SpaceX Sets May 21 Starship Launch for First V3 Test Flight

SpaceX Sets May 21 Starship Launch for First V3 Test Flight

SpaceX is set for a starship launch on May 21, when its first Starship Version 3 megarocket flies from Starbase in South Texas on a suborbital test flight. The launch window opens at 6:30 p.m. EDT, with coverage starting about 45 minutes before liftoff.

This will be the 12th overall Starship flight, and it arrives after more than seven months without a launch. SpaceX says Version 3 is the biggest and most powerful Starship yet, and the company is treating this flight as the first step toward the vehicle it wants for moon and Mars trips.

Starbase Debut at 6:30 p.m.

The new vehicle will fly from SpaceX's Starbase site in South Texas, where the company is opening a 90-minute window for the first Version 3 test. That means the launch can slip within the window without becoming a different mission, and viewers following along will need to tune in well before the planned liftoff time if they want the live coverage.

Starship first launched in April 2023 on a suborbital test mission that ended in an explosion not long after liftoff. SpaceX says the most recent two flights, Flight 10 in August and Flight 11 in October, were completely successful, which makes this debut more than just another test run.

Flight 12 Starlink Tests

For Flight 12, Ship will aim to deploy 20 dummy Starlink craft and two specially modified real Starlink satellites. The company says those modified satellites will test hardware planned for Starlink V3, so this launch is doing double duty as a rocket check and a satellite-hardware trial.

The two satellites will also attempt to scan Starship's heat shield and send imagery down to operators.
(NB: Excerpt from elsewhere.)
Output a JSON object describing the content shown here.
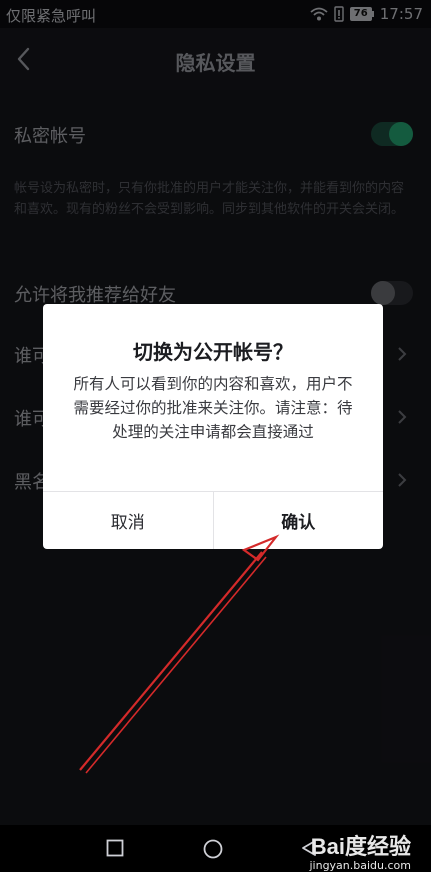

SpaceX says that imagery will help test methods for checking whether the heat shield is ready for return to the launch site on future missions, which is the kind of operational detail that decides whether a reusable rocket actually stays reusable.

Super Heavy and Ship Timing

If everything goes to plan, the suborbital test should last a little over an hour. Super Heavy is expected to splash down about seven minutes after liftoff, and Ship is expected to splash down 58 minutes after liftoff.

That timing gives SpaceX a short window to prove the booster, the ship, and the heat-shield inspection workflow in one flight. NASA has picked Starship as one of the two crewed landers for Artemis, so the stakes extend beyond a single launch stream and into whether the vehicle can move from test hardware to a lunar transport system.

The immediate question is whether Version 3 can repeat the last two flights' clean results while adding a useful payload test on the same mission. If Flight 12 delivers the dummy Starlink deployment and the heat-shield imagery work, SpaceX will have a stronger case that Starship is moving past basic ascent tests and into the operations it says it needs for the moon and Mars.